O produtor musical Marco Morgione, um italiano de 32 anos residente em Barcelona (Espanha) há mais de uma década, realizou recentemente seu grande sonho: após investir dezenas de milhares de Euros e meses de trabalho duro, finalmente tem seu próprio estúdio de gravação profissional, no tranqüilo bairro da Sagrera, região leste da cidade, com dois andares, isolamento acústico e equipamentos de última geração.

Precavido, tratou de cuidar de um detalhe final cuja falta o obrigaria a gastar em multas seus primeiros rendimentos no novo local de trabalho. Instalar o ar condicionado de forma que, quando fecha a porta de ferro do estúdio, o aparelho não aparece na frente do prédio. “Em princípio, os condicionadores de ar não podem fazer parte da fachada de um edifício”, conta.

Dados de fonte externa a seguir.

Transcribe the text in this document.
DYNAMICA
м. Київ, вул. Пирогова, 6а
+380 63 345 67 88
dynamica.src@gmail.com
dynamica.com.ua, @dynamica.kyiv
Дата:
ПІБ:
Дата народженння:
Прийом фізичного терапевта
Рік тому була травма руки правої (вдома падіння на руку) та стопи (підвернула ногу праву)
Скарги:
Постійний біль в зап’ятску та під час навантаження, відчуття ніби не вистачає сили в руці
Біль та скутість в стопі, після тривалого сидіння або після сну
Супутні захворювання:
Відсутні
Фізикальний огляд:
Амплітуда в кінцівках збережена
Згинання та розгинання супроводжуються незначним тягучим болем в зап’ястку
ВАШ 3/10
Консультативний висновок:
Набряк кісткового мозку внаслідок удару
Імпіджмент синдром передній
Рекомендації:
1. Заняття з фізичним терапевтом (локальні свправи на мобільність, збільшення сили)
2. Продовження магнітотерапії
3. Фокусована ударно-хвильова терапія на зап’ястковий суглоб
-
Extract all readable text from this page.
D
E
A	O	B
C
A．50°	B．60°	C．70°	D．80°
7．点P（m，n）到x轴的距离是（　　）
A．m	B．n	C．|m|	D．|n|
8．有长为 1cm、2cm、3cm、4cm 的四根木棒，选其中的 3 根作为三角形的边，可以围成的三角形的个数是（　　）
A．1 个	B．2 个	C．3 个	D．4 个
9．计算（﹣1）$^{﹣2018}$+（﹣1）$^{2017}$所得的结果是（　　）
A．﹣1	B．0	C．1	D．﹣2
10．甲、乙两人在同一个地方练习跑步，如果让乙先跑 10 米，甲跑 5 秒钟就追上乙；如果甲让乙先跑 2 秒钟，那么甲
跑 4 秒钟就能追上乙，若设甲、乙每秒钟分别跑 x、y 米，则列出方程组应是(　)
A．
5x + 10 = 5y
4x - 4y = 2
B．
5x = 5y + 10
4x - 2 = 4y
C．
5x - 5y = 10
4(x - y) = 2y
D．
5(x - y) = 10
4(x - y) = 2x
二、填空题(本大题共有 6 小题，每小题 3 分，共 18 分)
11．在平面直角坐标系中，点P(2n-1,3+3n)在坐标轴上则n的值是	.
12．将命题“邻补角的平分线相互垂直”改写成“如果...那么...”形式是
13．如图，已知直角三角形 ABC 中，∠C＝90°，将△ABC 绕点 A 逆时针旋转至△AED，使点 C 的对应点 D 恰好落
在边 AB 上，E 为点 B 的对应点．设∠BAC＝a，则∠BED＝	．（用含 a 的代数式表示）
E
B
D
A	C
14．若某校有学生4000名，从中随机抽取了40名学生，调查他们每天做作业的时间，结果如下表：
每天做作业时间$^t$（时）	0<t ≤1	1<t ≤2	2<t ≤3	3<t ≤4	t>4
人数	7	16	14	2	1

Desta forma, evitou a possibilidade de ser enquadrado segundo as normas de duas campanhas municipais: a Barcelona Posa’t Guapa (do catalão, Barcelona, fique bonita), que há mais de duas décadas procura preservar a feição original das fachadas, entre outras medidas estéticas, e também o mais recente e agressivo Control de Soroll (Controle de ruídos).

Trata-se de grande empreitada de caça aos ruídos urbanos na capital da Catalunha (a segunda mais povoada e a quarta mais rica comunidade autônoma da Espanha – algo remotamente semelhante aos estados americanos).

Guerra contra o barulho
A diminuição do barulho produzido por aparatos de refrigeração de ar é apenas uma das metas da equipe encabeçada por Imma Mayol, vice-prefeita e secretária municipal de Meio Ambiente de Barcelona pelo partido ICV (Iniciativa pela Catalunha Verde), com apoio da ONG Accca (Associação Catalã Contra Contaminação Acústica). É um trabalho que visa dar continuidade a uma considerável tradição de combate aos abusos do gênero. No começo do novo milênio, por exemplo, a cidade se tornou a primeira da Europa a contar com o chamado “asfalto silencioso”, um tipo de pavimentação porosa que reduz entre dois e quatro decibéis o ruído provocado pela passagem de veículos. Atualmente há meio milhão de metros quadrados desse asfalto em Barcelona.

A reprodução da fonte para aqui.